Thursday, 30 April 2009

A Blog is Named

As I discovered 6 months ago childbirth (for a man) is easy. But naming the new baby can be tough. In the providence of God, my first 100 or so attempts at Blog Titles had already been taken. Eventually, I settled upon “that which thundered”.

I’m now rather pleased with my blog title.

As you can see from the Blog's subtitle, it comes from a Spurgeon quote:

"John Knox's gospel is my gospel, that which thundered through Scotland must thunder.. again"

I confess I’ve “Purpose-Driven-ified” the quote a bit (ie lifted the line from its context and used “…” to subtly change the meaning ever so slightly. In my defense I’ve not used the Message ‘translation’ of Spurgeon’s sermon. Nevertheless I ask your forgiveness and post the wider context below...

Firstly though a few words about why I like “that which thundered” as a title:

1- I love the Gospel.
2- I love Scotland.
3- I am profoundly concerned about modern evangelicalism in Scotland.

The Gospel no longer thunders through Scotland. We whisper it, we are happy to use (some of) it to entice, but never to confront.

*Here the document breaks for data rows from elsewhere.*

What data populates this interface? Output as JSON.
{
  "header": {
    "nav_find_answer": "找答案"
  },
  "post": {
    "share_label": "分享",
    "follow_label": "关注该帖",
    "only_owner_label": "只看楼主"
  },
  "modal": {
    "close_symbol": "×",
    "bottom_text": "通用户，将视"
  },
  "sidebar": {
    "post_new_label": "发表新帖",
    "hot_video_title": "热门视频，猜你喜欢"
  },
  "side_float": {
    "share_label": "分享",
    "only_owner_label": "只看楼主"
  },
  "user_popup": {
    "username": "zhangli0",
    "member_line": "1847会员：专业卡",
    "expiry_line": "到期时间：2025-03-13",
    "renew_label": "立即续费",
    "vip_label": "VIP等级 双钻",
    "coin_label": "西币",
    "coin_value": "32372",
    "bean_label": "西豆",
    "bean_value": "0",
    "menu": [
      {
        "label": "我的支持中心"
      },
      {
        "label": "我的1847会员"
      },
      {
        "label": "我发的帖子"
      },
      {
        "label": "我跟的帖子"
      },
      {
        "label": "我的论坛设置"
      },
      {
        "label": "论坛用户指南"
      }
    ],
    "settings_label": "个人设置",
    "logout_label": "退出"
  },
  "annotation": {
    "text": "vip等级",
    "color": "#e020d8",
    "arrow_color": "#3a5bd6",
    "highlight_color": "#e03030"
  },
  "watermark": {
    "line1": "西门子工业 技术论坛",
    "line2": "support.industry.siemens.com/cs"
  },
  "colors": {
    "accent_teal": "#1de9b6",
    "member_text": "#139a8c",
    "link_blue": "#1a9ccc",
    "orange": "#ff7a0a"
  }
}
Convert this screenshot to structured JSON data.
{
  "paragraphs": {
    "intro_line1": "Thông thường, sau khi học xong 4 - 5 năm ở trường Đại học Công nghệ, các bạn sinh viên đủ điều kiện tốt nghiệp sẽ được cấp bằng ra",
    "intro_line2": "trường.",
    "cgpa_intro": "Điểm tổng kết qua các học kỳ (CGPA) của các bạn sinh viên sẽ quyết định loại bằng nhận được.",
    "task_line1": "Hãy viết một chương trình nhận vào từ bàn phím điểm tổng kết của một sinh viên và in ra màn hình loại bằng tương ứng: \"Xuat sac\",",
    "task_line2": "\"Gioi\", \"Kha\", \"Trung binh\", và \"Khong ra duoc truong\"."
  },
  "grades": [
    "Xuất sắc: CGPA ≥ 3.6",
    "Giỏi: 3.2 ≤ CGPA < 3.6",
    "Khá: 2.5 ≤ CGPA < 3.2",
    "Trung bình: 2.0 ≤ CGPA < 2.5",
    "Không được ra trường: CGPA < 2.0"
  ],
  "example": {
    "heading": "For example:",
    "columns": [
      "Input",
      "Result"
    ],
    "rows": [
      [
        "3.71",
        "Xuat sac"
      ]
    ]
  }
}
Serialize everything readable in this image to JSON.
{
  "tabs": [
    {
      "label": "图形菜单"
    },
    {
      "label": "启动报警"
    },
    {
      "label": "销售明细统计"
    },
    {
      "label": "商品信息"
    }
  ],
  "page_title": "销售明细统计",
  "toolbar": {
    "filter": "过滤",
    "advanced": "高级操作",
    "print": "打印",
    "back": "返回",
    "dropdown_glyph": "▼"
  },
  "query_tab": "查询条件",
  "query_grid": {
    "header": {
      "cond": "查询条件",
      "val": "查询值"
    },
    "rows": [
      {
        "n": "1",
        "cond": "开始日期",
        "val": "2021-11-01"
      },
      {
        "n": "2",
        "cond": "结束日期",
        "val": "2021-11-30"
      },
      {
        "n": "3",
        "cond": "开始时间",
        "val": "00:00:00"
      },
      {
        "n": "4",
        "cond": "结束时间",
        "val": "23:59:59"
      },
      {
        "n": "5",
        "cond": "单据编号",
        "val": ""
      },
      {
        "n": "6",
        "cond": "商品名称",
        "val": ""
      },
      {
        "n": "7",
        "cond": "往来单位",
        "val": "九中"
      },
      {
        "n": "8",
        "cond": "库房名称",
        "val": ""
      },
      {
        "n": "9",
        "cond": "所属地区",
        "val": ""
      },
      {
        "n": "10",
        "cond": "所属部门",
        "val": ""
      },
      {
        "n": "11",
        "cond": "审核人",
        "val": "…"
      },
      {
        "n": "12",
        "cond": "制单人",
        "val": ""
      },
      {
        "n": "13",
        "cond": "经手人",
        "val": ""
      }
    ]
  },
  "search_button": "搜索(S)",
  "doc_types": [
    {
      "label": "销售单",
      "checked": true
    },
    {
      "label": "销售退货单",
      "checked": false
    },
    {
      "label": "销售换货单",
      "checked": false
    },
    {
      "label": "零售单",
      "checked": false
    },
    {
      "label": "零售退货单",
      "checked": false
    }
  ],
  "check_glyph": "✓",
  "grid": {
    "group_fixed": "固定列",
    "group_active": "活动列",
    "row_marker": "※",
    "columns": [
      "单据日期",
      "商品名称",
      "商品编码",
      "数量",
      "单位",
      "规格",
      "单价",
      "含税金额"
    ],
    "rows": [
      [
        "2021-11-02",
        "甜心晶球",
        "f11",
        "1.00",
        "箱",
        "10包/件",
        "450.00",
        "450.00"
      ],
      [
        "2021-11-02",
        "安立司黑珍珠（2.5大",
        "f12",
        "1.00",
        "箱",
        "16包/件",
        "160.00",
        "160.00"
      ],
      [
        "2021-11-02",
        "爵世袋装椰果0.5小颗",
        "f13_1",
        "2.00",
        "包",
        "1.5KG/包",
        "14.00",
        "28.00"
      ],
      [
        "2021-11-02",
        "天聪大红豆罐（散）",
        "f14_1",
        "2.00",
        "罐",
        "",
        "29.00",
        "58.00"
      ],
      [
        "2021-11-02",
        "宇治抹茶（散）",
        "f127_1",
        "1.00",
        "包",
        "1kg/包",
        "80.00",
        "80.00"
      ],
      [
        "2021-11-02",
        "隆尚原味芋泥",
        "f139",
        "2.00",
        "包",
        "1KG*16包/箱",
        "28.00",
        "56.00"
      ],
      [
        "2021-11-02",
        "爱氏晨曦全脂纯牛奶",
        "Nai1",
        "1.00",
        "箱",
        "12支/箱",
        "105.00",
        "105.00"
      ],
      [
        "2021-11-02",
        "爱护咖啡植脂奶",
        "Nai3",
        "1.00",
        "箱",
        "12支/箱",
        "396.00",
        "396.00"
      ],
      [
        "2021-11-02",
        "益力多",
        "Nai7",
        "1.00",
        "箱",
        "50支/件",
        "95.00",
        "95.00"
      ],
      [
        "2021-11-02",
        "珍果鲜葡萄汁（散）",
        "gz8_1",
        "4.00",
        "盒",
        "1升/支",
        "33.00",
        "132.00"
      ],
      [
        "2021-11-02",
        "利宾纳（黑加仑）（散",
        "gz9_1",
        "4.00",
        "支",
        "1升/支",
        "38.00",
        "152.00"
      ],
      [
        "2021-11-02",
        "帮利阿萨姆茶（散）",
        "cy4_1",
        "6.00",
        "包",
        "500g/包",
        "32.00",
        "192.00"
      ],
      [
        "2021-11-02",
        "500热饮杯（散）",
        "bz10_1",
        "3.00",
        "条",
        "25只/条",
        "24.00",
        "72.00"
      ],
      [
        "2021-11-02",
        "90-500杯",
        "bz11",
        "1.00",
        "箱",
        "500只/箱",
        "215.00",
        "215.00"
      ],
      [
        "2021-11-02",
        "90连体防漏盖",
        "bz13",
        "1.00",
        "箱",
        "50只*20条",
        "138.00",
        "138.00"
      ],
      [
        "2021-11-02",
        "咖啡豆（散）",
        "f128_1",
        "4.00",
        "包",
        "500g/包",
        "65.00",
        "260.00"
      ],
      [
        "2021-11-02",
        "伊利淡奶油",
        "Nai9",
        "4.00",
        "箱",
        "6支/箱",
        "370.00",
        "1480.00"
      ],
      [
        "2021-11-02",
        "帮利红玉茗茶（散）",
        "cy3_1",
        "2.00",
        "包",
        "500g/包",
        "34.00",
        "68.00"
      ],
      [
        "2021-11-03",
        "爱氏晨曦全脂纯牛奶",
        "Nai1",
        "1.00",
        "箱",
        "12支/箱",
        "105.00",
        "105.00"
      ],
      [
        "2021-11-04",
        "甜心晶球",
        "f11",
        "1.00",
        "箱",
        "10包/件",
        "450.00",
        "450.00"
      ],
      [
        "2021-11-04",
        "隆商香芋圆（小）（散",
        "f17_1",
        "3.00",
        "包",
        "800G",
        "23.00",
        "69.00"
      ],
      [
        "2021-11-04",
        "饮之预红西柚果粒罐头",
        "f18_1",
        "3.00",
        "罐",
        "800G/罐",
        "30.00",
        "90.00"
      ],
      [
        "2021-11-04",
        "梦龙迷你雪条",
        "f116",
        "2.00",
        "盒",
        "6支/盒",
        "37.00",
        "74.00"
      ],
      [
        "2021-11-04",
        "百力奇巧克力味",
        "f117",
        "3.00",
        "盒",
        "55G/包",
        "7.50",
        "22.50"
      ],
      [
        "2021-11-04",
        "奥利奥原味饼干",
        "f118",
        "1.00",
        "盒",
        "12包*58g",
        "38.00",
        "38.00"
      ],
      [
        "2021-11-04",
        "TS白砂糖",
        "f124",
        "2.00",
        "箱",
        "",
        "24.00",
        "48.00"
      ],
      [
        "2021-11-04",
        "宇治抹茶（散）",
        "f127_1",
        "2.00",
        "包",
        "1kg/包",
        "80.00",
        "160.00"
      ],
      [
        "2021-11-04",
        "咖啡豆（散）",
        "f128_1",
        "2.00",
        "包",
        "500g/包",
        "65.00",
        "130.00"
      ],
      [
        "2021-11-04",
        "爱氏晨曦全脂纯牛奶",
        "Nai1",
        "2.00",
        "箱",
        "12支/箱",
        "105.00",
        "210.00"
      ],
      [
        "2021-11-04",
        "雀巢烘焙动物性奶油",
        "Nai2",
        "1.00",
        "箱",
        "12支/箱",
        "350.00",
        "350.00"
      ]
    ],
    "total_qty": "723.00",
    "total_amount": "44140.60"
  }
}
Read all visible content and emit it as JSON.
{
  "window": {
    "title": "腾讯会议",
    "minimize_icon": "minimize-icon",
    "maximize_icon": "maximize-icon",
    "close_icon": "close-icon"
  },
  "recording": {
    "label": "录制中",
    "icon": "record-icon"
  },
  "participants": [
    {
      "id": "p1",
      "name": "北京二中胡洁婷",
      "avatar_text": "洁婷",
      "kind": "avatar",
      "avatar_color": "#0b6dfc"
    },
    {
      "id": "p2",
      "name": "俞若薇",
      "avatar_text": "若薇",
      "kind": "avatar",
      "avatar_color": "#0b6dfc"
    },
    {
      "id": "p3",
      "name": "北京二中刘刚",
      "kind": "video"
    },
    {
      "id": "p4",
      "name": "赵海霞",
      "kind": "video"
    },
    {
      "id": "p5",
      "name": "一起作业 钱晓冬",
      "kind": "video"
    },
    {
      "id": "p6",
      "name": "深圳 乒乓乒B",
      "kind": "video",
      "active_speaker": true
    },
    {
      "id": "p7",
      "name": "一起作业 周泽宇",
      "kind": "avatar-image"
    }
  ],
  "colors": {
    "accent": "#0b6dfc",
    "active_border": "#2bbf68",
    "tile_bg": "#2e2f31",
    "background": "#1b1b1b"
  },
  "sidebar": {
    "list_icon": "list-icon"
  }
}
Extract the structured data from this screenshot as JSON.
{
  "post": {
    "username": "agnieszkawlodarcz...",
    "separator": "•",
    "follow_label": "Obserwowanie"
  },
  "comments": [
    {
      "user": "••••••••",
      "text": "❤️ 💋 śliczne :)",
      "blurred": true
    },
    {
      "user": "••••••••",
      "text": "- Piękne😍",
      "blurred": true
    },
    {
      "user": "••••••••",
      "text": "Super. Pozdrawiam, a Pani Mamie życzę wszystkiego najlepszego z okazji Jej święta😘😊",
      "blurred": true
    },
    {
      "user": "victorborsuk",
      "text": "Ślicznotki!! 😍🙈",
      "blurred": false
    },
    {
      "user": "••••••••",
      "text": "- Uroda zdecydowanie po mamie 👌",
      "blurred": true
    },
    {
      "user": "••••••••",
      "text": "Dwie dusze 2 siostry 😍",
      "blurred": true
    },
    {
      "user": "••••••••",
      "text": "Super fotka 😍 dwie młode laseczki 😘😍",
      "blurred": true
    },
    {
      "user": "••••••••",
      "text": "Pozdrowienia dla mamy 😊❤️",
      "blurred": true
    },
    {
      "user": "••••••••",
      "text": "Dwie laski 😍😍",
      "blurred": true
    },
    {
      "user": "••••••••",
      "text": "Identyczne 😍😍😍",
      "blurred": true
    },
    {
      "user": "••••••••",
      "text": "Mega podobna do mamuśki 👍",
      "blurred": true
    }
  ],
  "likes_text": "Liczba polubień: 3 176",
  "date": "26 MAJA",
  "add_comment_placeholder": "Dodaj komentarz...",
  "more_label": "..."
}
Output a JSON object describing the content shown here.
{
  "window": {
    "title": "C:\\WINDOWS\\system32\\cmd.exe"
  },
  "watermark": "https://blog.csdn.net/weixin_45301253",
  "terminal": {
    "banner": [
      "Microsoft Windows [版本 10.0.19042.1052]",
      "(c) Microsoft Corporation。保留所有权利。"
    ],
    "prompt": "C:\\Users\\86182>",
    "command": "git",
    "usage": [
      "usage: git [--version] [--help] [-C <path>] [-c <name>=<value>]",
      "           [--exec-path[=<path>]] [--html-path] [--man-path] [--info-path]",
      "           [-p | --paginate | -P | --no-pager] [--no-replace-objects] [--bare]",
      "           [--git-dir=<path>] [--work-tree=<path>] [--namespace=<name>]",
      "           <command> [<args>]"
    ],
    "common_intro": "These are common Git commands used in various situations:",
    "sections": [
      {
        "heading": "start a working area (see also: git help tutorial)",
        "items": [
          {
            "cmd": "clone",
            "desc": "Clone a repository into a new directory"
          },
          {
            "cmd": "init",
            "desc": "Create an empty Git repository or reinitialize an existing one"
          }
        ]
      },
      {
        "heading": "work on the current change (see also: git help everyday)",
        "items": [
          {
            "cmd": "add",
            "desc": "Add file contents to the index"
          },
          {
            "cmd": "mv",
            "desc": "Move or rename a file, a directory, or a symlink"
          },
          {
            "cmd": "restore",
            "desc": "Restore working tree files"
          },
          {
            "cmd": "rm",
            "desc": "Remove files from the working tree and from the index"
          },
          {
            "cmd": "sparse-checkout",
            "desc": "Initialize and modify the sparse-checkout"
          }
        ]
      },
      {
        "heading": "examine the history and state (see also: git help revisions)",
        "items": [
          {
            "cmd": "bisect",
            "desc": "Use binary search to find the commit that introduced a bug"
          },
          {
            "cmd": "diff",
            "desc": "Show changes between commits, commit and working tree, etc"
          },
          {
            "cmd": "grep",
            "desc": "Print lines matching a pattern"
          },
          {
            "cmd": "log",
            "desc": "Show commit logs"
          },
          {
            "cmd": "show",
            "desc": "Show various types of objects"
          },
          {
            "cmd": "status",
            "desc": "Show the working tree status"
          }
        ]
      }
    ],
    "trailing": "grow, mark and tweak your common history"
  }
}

We are happy to converse, but never to proclaim. We confuse uncertainty with humility. Evangelicalism is, in general, ashamed of the Gospel and afraid of the world.

In the early Church, The Gospel thundered, lives were changed, and God was glorified.

I would love to see Knox’s Gospel thunder through Scotland again.

Here's the Spurgeon excerpt, from a sermon preached 151 years ago. How we need to hear and heed these words:

“…And men that stand up to preach as those men did, with honest tongues, and know not how to use polished courtly phrases, are as much condemned now as those men were in their time; because, say they, the world is marching on, and the gospel must march on too. No, sirs, the old gospel is the same; not one of her stakes must be removed, not one of her cords must be loosened. "Hold fast the form of sound words, which thou hast heard of me, in faith and love which is in Christ Jesus." Theology hath nothing new in it except that which is false. The preaching of Paul must be the preaching of the minister to-day. There is no advancement here. We may advance in our knowledge of it; but it stands the same, for this good reason, that it is perfect, and perfection can not be any better. The old truth that Calvin preached, that Chrysostom preached, that Paul preached, is the truth that I must preach to-day, or else be a liar to my conscience and my God. I can not shape the truth. I know of no such thing as the paring off the rough edges of a doctrine. John Knox's gospel is my gospel. That which thundered through Scotland must thunder through England again. The great mass of our ministers are sound enough in the faith, but not sound enough in the way they preach it. Election is not mentioned once in the year in many a pulpit; final perseverance is kept back; the great things of God's law are forgotten, and a kind of mongrel mixture of Arminianism and Calvinism is the delight of the present age. And hence the Lord hath forsaken many of his tabernacles and left the house of his covenant; and he will leave it till again the trumpet gives a certain sound. For wherever there is not the old gospel we shall find "Ichabod" written upon the church walls ere long. The old truth of the Covenanters, the old truth of the Puritans, the old truth of the Apostles, is the only truth that will stand the test of time, and never need to be altered to suit a wicked and ungodly generation.”